The free half-day workshop will be held October 8 at Albion College. The first half will focus on Structured Data Wrangling and in the second half, we will switch to Leveraging DH Methods and Tools in the Archive (details below). To register, follow this link: https://www.surveymonkey.com/r/JR6QYF6.
Structured Data Wrangling
Instructors: Max Eckard, Dallas Pillen – Bentley Historical Library
Whether you’re a historical society managing Past Perfect catalog records, an academic library doing visualizations on subject relationships in MARC records, or an archive trying to reconcile years of legacy descriptive practices in EAD, chances are that you have some structured data or metadata sitting around somewhere, and it’s messy!

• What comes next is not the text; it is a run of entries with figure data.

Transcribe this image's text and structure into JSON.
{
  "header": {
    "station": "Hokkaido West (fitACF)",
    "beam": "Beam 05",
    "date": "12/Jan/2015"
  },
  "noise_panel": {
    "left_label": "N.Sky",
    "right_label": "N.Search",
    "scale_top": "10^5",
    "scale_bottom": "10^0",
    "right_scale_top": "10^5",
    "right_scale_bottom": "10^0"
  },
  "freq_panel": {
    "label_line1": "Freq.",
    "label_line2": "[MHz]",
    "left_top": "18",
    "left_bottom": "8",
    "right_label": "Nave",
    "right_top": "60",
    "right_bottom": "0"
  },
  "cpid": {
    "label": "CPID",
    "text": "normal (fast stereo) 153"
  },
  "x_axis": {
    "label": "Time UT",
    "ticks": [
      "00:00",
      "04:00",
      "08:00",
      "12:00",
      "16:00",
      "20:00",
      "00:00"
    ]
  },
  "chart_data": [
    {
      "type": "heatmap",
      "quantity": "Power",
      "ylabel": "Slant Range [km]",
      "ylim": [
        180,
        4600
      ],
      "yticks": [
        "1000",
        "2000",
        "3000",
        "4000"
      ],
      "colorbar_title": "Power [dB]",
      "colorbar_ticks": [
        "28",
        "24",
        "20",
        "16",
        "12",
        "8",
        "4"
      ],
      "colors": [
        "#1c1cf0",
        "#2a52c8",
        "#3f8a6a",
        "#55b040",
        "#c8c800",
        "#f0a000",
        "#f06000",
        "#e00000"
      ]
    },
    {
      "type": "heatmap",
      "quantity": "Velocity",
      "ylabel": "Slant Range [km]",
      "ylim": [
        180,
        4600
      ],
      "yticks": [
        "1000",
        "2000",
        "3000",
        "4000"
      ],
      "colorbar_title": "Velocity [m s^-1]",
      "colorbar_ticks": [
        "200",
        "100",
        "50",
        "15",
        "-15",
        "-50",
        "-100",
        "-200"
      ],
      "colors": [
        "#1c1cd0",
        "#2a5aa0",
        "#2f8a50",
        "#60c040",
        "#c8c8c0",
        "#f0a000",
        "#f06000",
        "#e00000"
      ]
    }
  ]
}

At the completion of this workshop, attendees will be able to:
1. Use Python and lxml to iterate through a directory of XML files and output the contents and location (XPath) of a particular node to a CSV file;
2. Use OpenRefine and the Google Refine Expression Language (GREL) to clean that CSV file; and
3. Use Python and lxml on an export from OpenRefine to update the original XML files with the cleaned nodes.
We’ll just be covering the basics, but we hope this workshop will help to open your eyes to new and automated possibilities for cleaning data back at your institution!
Leveraging DH Methods and Tools in the Archive
Instructors: Thomas Padilla, Devin Higgins – MSU Libraries
This workshop will be geared toward folks interested in exploring how methods and tools commonly used in the Digital Humanities could be leveraged to help (1) enhance collections (2) provide alternative means for navigating collections (3) shorten the time between collection acquisition and user access.
Tools used in this workshop will be the Stanford Named Entity Recognizer and the Topic Modeling Tool.
The workshop will teach attendees about the techniques of Named Entity Recognition – automatic recognition of people, organizations, and geographic places in unstructured text and Topic Modeling – algorithmic method for surfacing themes in unstructured text.
1:00 PM – 1:15 PM: Welcome
1:30 PM – 2:45 PM: Structured Data Wrangling (Max Eckard, Dallas Pillen – Bentley Historical Library)
2:45 Pm – 3:00 PM: Break
3:00 PM – 4:15 PM: Leveraging DH Methods and Tools in the Archive (Thomas Padilla, Devin Higgins – MSU Libraries)
4:15 PM – 4:30 PM: Wrap-up
4:30 PM – ?: Networking (offsite)